The sport began in Europe, and "motocross" was formed as a portmanteau of the French word for motorcycle, "motocyclette," and the phrase "cross country."
Even though sports like motocross and supermoto are multimillion-dollar industries, they’re still growing by adding women motocross riders and making their way into the mainstream on television and in films like Bennett's War. In this 2019 movie, which opens August 30, after leading man Marshall Bennett (Michael Roark) survives an IED explosion, he is discharged from the Army Ranger Motorcycle Unit and told he has to give up his future as a racer. With his family's stability and happiness on the line, Bennett must make a decision that could have dire consequences.
Even though this high-octane sport has been around since the beginning of the 20th century, it’s still evolving, with the Lucas Oil Pro Motocross Championship, sanctioned by AMA Pro Racing, as the US series to watch to keep an eye on all the latest top racers. Who knows what motocross will look like in a few more years?
Even though modern riders think of motocross as a uniquely American sport, it got its start in England in the early 20th century. One of the earliest recorded time trials was called the Scott Trial, named after the designer of the Scott motorcycle, Angus Scott.
Initial courses used the unfriendly Northern English topography, and depending on the year, riders traversed everything from the rocky, uneven ground to wetlands full of peat and moss. In 1920, a motorcycle club decided to host a similar event based only on speed rather than any other set of scoring.
Riders were on board with this idea, but England’s Auto Cycle Union said the event couldn’t technically be a trial since there weren’t any rules beyond “go fast.” Rather than scrap the idea, the organizers simply referred to the event as a “scramble.”
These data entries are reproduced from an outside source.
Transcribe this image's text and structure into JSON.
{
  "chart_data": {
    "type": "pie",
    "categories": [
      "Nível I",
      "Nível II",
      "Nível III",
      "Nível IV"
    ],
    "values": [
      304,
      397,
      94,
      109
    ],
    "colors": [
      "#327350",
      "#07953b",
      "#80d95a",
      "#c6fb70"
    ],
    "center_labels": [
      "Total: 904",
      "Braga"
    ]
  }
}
The major through line from the scrambles of the 1920s to the motocross events of today is the necessity for speed. While engine power is important, a major determining factor for how fast a bike will go is weight. To put it bluntly, if a bike is covered with bulky and nonessential parts, it won’t win a race against a bike that’s stripped to the bone.
Aside from being bikes made from nothing but necessities, scramblers were given taller suspensions and outfitted with bumpy tires and high exhaust pipes. The tanks were also smaller than normal, which wasn’t a huge deal, because the bikes weren't being ridden long distances.
While motocross riders of the early 20th century had to put together their own scrambles, modern riders have a glut of competitions where they can flex their muscles, whether they’re riding a two- or a four-stroke bike. Today, motocross is one of the hottest sports at the X Games, with summer and winter versions of the race. The summer X Games includes six Moto X events: flat track, best whip, freestyle, quarterpipe, best trick, and step up.
In 2017, a version of motocross appeared at the Winter X Games featuring scrambler-style bikes with snowmobile tracks replacing the rear wheels and skis replacing the front wheels. Some of the most fun that can be had on a motocross bike comes from the fact that it’s highly modifiable.
Motocross bikes are built purely for speed, but taking one out on the open road isn’t going to fly with police. In order to get an off-road bike ready for the street, a lot of work has to be put into it, turning it into something that wouldn’t work on a track.
When bringing a bike up to code, a rider has to make it meet the federal minimum requirement for on-road motorcycles. This could mean anything from upgrading the electrical system to adding a headlight, tail and brake lights, and even mirrors. Essentially, to get an off-road bike ready for the road, it has to be turned into a completely different monster.